Each man is a dud, each man is weak.
Last Wednesday’s Daily Show featured Barbara Ehrenreich, a popular lefty journalist who writes almost exclusively about poverty and inequality. It’s a fascinating interview, and I encourage you to take a look. In a nutshell, she describes a cancer of the middle class, a mostly-unnoticed condition that appalls her. The culprit: positive thinking!
Really, watch the interview. It’s got Stewart at his best, and Ehrenreich at her most perplexing. Here it is if you haven’t seen it yet:
| The Daily Show With Jon Stewart | Mon – Thurs 11p / 10c | |||
| Barbara Ehrenreich | ||||
|
||||
See, we don’t really have any real control over our lives, so we’d better just admit it and not try to delude ourselves with false cheer. Boy, how much more negative can you get?
Another fascinating, if ironic twist, is that the next day, Stewart interviews one Jennifer Burns regarding her book about Ayn Rand, whose philosophy is perhaps the most opposed to Ehrenreich’s as is possible: Ayn Rand essentially believed that humans were strong, powerful, possessed of an inner will that if tapped, would make them productive and powerful. Ehrenreich seems to believe that people are generally weak and impotent, running on rails already laid down for them, and that believing yourself to have any agency over your own life is delusional at best, and dangerous at worst.
This is not to say that I’m a Randian or anything, because I’ve known someone who held himself to her ideal, and he was emotionally stunted and generally miserable for it. But I have to say, if someone put a gun to my head and asked me to choose from among a philosophy that cast me as a powerful force with the will to mold the world in my image, or one that told me I was impotent, weak, and incapable of achieving anything, I’d go with the first. Then I’d use that power to beat the hoodlum unconscious with a loaf of stale bread. But I digress.
Stewart even asks her at one point whether the method really matters if the results are there, giving the example of a former alcoholic who swears off drink after finding religion.
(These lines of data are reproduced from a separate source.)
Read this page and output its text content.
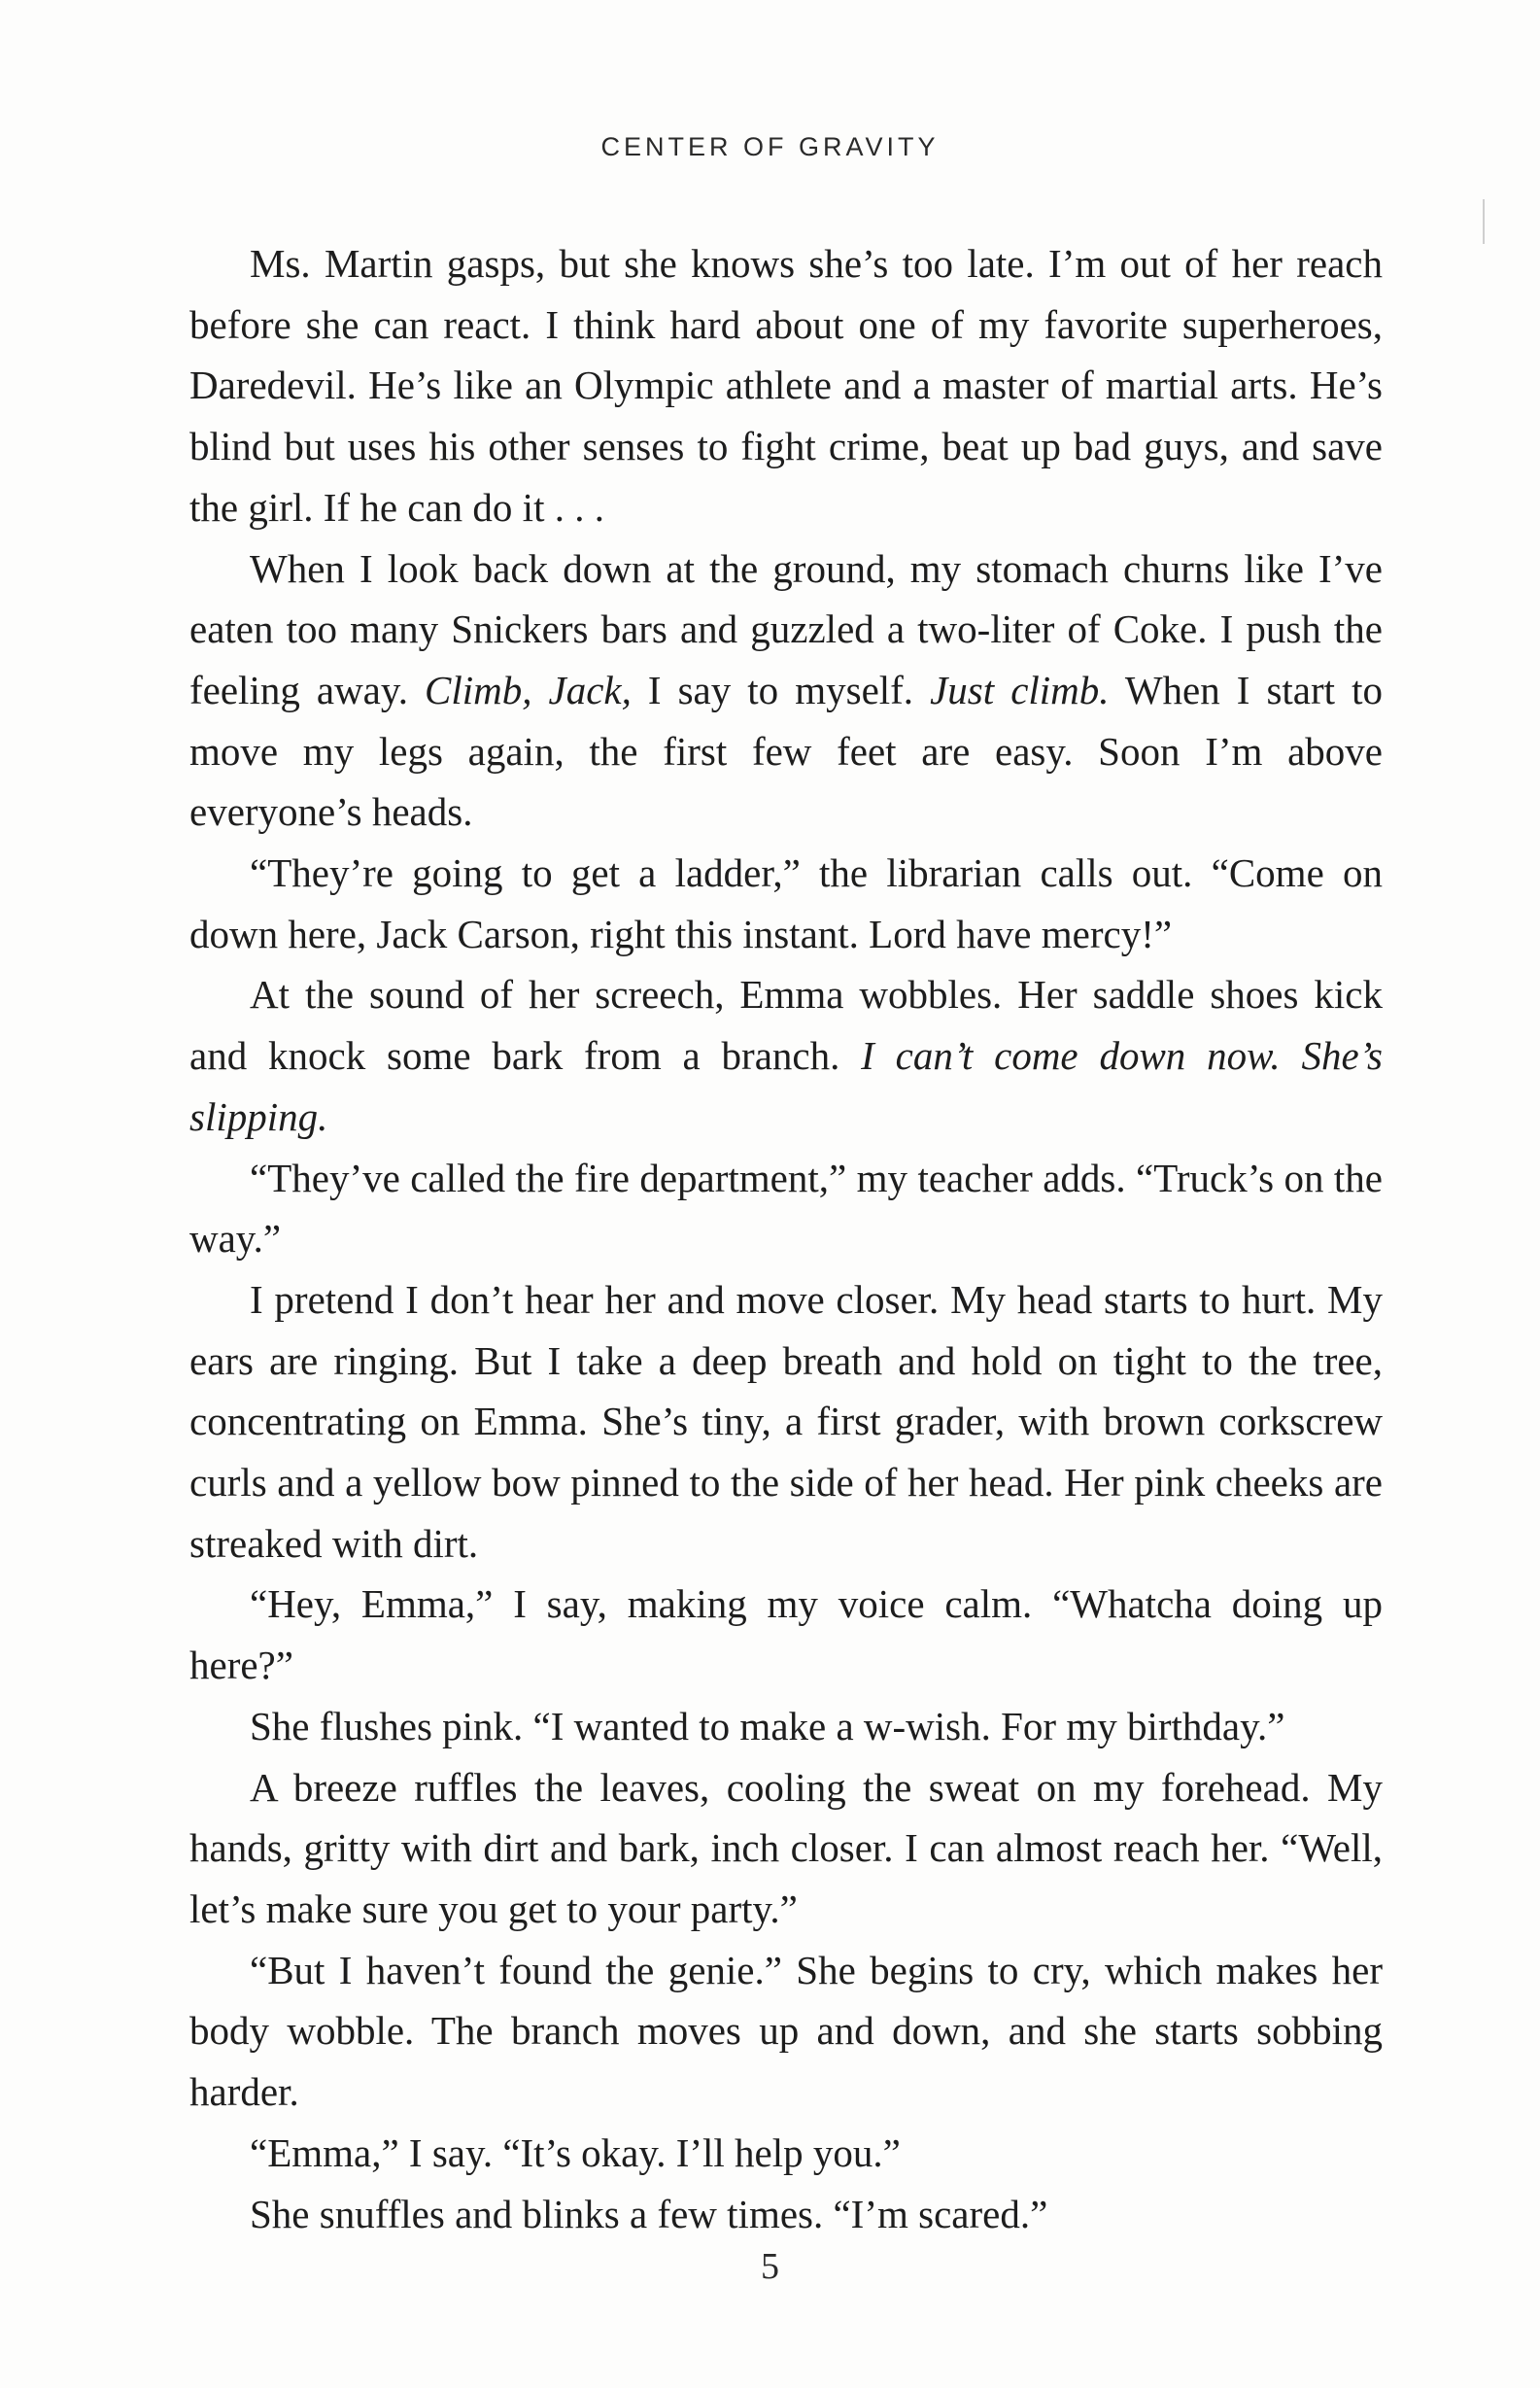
CENTER OF GRAVITY

Ms. Martin gasps, but she knows she’s too late. I’m out of her reach before she can react. I think hard about one of my favorite superheroes, Daredevil. He’s like an Olympic athlete and a master of martial arts. He’s blind but uses his other senses to fight crime, beat up bad guys, and save the girl. If he can do it . . .

When I look back down at the ground, my stomach churns like I’ve eaten too many Snickers bars and guzzled a two-liter of Coke. I push the feeling away. Climb, Jack, I say to myself. Just climb. When I start to move my legs again, the first few feet are easy. Soon I’m above everyone’s heads.

“They’re going to get a ladder,” the librarian calls out. “Come on down here, Jack Carson, right this instant. Lord have mercy!”

At the sound of her screech, Emma wobbles. Her saddle shoes kick and knock some bark from a branch. I can’t come down now. She’s slipping.

“They’ve called the fire department,” my teacher adds. “Truck’s on the way.”

I pretend I don’t hear her and move closer. My head starts to hurt. My ears are ringing. But I take a deep breath and hold on tight to the tree, concentrating on Emma. She’s tiny, a first grader, with brown corkscrew curls and a yellow bow pinned to the side of her head. Her pink cheeks are streaked with dirt.

“Hey, Emma,” I say, making my voice calm. “Whatcha doing up here?”

She flushes pink. “I wanted to make a w-wish. For my birthday.”

A breeze ruffles the leaves, cooling the sweat on my forehead. My hands, gritty with dirt and bark, inch closer. I can almost reach her. “Well, let’s make sure you get to your party.”

“But I haven’t found the genie.” She begins to cry, which makes her body wobble. The branch moves up and down, and she starts sobbing harder.

“Emma,” I say. “It’s okay. I’ll help you.”

She snuffles and blinks a few times. “I’m scared.”

5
Ehrenreich’s response: “I never think delusion is okay.”
I’ve read some of Ehrenreich’s work, including Nickel and Dimed: On (Not) Getting By in America, her most famous one. Politically, I’ve changed a great deal since then, but even at the time, I noticed how all her criticisms were focused entirely on society failing to provide for its citizens, rather than those citizens’ failure to provide for themselves. This is not to say that everyone must be a self-made man or anything, but given an example of a person who has made extremely poor decisions regarding their money, time, property, or family, Ehrenreich lumps them in the same category as the serially unlucky and the genuinely discriminated-against.
Now I understand why. She can’t hold people accountable for their actions because she believes them to be completely at the mercy of the hostile world around them. If people really are weak and impotent, as she clearly believes, then obviously, they can hardly be blamed when they inevitably fail to achieve their goals. This is why, for example, she takes the government to task for failing to raise the minimum wage to far higher levels; in such a world, a caring, benevolent government is one of the weak, impotent individual’s only resources.
But what of the 97.8% of the employed-hourly population who earn more than the minimum wage? Why are they earning more? If the world is so hostile and personal effort is mostly wasted, what has caused these people to earn more? These are questions that can’t be answered purely by looking through the lens of victimization or exploitation.
In the end, she sort of comes off as a bitter old lady whose pet peeve is excessive cheeriness, and generalizes her distaste for same onto the rest of the country. But there’s more there; in between the lines, she is laying out a very saddening personal philosophy and world view, and I believe she is poorer for it.

October 29th, 2009 at 3:03 pm
I read a NY Times article on Ehrenreich, and that focused on the fact that she had breast cancer and had been turned off during treatment by the false cheer and by constantly being told to think positively to enhance her health. She thought that kind of attitude blamed the patient, or victim, for her disease.
Anyway, Interesting blog entry, Nate. I’m surprised you’re into shotguns! Yes, it was your dad who told me you had a blog. He also told me your sister designs and sews her own clothes. There might be an article there!